The aftermath of the March 11 tsunami did spawn a thriving business in Malaysia. Unconfirmed reports place car thefts in the first six month of 2011 outstripping that of whole of the previous year. It all stems from uptake in demand for car parts as supplies from Japan grounded to a halt.


The floods in Thailand submerged hundreds of the hard-disk drive factories. This disrupted  supply and considering that Thailand is the second-largest supplier of hard disks in the world, the resultant effect was a rise in prices.


These are just two closer-to-home examples but it rings true of interdependence and reinforces the need for global responsibility, individually and collectively.


As Matthieu Ricard rightly puts it “transform oneself to better transform the world brings lasting fulfillment and, above all, the irreplaceable boon of altruism and compassion”.


But the sad truth — as observed by this world renowned Buddhist monk, photographer and author — people are rarely motivated to change on behalf of something for their future and that of the next generation.


In his New York Times article “The Future Doesn’t Hurt. Yet” that examines how our insouciant ways are threatening the planet, he points out that people resist the idea of giving up what they enjoy just for the sake of avoiding disastrous long-term effects. They just resign themselves to “we’ll deal with that when it comes…”


He adds that whether people realises it or not, their actions can have disastrous effects — as the environmental changes in the Himalayas, the Arctic circle and many other places are showing.


“The unbridled consumerism of our planet’s richest 5 percent is the greatest contributor to the climate change that will bring the greatest suffering to the most destitute 25 percent, who will face the worst consequences. According to the U.S. Department of Energy, on average an Afghan produces 0.02 tons of CO2 per year, a Nepalese and a Tanzanian 0.1, a Briton 10 tons, an American 19 and a Qatari 51 tons, which is 2,500 times more than an Afghan.

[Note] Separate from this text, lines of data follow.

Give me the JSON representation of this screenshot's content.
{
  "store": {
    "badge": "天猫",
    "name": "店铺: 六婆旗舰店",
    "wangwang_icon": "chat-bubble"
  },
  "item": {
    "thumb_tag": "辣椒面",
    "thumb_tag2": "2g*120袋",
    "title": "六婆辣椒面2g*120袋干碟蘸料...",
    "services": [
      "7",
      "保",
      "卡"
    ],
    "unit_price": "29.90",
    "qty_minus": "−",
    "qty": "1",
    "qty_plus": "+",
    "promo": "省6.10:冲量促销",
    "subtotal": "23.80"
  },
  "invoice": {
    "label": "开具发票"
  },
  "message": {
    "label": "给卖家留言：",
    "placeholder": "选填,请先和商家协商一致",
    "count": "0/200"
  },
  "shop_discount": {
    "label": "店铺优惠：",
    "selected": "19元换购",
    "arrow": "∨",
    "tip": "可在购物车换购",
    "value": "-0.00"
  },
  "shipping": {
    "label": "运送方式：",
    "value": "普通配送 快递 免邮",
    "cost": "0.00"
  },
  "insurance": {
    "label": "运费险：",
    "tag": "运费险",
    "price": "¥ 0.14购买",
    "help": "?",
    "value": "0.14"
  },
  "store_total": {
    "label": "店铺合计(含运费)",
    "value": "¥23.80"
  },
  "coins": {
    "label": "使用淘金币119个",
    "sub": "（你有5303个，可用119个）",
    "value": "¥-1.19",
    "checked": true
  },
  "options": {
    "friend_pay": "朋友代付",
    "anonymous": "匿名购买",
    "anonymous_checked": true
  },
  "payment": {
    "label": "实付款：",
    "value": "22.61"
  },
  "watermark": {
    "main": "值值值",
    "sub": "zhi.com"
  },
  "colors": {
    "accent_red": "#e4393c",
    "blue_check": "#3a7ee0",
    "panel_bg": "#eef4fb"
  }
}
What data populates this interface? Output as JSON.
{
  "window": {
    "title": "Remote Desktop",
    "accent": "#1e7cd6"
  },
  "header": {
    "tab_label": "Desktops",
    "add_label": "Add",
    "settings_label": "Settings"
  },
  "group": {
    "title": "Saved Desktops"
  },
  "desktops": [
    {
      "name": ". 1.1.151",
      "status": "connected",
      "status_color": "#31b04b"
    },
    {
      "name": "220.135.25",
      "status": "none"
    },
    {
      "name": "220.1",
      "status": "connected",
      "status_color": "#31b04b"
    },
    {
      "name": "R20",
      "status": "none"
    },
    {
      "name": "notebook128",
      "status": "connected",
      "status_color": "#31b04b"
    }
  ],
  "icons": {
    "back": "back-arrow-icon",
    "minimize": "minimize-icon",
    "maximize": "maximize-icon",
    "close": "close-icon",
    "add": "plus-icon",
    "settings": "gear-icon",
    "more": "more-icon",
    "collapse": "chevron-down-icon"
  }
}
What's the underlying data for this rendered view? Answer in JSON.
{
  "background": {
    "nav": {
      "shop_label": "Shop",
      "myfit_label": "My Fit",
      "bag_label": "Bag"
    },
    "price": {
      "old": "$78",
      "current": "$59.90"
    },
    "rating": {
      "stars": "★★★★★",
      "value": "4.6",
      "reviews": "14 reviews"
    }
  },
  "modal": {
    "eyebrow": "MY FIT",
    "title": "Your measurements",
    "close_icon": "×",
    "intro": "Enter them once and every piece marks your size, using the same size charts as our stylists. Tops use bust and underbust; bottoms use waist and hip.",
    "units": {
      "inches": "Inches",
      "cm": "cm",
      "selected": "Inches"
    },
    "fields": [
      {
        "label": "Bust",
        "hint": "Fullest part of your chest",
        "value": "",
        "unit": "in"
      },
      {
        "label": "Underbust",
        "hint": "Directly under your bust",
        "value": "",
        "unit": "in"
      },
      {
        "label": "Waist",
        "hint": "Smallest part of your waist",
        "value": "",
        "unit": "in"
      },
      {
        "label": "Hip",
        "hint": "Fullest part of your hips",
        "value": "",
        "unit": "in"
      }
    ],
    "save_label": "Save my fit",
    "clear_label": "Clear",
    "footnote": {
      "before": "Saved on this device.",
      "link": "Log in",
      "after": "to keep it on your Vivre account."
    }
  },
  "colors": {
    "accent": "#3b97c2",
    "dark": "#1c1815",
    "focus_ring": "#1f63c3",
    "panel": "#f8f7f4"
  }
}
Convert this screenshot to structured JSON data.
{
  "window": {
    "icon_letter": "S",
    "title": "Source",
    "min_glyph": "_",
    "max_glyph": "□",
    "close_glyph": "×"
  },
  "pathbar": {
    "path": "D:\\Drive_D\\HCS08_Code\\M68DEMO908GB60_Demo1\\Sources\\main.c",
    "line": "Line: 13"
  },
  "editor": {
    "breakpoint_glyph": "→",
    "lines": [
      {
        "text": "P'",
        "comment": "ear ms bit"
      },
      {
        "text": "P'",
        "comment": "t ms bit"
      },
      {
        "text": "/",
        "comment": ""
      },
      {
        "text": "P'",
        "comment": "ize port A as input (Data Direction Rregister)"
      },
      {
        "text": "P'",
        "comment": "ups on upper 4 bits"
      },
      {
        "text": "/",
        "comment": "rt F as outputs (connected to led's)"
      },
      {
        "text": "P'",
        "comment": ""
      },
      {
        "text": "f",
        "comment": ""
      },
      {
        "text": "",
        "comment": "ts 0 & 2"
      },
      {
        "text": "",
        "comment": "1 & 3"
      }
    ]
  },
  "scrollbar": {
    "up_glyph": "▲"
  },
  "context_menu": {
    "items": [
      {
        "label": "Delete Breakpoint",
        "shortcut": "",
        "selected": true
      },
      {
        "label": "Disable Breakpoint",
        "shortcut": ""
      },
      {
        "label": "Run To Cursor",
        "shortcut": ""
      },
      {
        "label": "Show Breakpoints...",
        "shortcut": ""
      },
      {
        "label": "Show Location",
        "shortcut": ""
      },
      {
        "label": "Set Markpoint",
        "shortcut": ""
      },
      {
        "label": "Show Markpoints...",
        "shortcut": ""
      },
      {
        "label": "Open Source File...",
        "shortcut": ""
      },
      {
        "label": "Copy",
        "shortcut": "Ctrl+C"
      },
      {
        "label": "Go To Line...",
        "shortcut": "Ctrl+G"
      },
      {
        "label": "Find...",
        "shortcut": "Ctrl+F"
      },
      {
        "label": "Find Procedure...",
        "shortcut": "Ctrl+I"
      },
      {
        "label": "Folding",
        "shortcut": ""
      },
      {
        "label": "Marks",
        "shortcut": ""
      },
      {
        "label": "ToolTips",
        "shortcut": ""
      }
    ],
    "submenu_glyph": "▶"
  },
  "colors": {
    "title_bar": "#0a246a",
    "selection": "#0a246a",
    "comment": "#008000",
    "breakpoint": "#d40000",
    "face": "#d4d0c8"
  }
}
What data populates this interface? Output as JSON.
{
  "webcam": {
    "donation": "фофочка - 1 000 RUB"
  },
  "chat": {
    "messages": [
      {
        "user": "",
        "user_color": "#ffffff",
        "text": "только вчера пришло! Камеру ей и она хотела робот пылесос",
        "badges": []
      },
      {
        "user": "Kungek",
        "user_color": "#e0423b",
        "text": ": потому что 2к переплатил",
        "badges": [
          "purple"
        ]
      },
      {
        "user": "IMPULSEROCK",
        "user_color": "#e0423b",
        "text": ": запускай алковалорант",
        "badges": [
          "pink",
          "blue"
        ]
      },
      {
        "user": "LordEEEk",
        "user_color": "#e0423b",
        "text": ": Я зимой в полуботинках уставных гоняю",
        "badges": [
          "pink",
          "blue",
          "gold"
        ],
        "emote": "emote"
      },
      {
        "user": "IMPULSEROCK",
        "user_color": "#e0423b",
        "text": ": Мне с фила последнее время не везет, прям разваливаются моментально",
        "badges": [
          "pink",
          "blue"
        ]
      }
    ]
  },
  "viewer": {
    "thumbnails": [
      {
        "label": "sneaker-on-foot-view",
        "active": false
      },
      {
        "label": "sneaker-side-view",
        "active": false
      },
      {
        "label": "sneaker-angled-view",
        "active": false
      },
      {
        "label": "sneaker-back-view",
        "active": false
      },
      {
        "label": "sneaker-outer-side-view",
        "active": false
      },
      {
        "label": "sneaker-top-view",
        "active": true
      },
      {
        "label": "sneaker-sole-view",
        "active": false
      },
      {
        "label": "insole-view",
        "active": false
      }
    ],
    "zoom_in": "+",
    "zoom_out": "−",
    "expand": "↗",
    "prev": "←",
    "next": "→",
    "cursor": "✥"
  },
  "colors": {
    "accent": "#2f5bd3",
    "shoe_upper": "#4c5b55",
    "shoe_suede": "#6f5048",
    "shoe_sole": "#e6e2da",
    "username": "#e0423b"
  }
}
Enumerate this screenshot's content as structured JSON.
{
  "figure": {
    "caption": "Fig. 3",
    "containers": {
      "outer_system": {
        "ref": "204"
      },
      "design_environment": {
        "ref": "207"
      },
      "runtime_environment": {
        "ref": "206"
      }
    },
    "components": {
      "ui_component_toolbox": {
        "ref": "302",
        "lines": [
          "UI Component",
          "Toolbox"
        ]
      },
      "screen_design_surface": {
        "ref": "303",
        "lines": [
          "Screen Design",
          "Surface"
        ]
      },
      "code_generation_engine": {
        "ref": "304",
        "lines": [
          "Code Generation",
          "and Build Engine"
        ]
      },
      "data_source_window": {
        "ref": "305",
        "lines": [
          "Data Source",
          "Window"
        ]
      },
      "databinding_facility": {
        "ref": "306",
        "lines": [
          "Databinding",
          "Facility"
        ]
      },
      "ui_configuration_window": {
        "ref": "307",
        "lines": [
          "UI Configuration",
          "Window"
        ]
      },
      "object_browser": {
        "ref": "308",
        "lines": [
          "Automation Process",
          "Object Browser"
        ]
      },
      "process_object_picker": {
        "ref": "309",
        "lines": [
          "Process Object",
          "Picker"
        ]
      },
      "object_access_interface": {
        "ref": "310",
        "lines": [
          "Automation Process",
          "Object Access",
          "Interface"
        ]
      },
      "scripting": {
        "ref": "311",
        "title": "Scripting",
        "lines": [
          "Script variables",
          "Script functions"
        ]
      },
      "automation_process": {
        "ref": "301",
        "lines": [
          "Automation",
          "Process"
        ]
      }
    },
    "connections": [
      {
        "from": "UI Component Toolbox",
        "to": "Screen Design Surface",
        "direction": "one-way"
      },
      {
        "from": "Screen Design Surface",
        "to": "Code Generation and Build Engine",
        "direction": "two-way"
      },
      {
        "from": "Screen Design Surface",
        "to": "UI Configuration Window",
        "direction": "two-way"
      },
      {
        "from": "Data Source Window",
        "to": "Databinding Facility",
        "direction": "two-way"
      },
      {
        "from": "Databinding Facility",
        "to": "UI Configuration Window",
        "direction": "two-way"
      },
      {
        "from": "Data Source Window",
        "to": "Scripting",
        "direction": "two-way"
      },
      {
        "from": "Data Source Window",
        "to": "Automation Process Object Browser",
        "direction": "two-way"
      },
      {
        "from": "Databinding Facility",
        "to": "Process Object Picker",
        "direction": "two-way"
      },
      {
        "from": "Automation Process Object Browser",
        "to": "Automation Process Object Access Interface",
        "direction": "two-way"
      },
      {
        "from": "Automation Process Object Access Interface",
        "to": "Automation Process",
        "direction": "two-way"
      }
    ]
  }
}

“Unchecked consumerism operates on the premise that others are only instruments to be used and that the environment is a commodity. This attitude fosters unhappiness, selfishness and contempt upon other living beings and upon our environment.“


He advocates an altruistic society which “does not care only for ourselves and our close relatives, but for the quality of life of all present members of society, while being mindfully concerned as well by the fate of coming generations”.


We can make that difference and it all starts with ourselves  — to take the first step, to transform and effect change for the better good of all. We don’t have to wait for the future. Or when it hurts!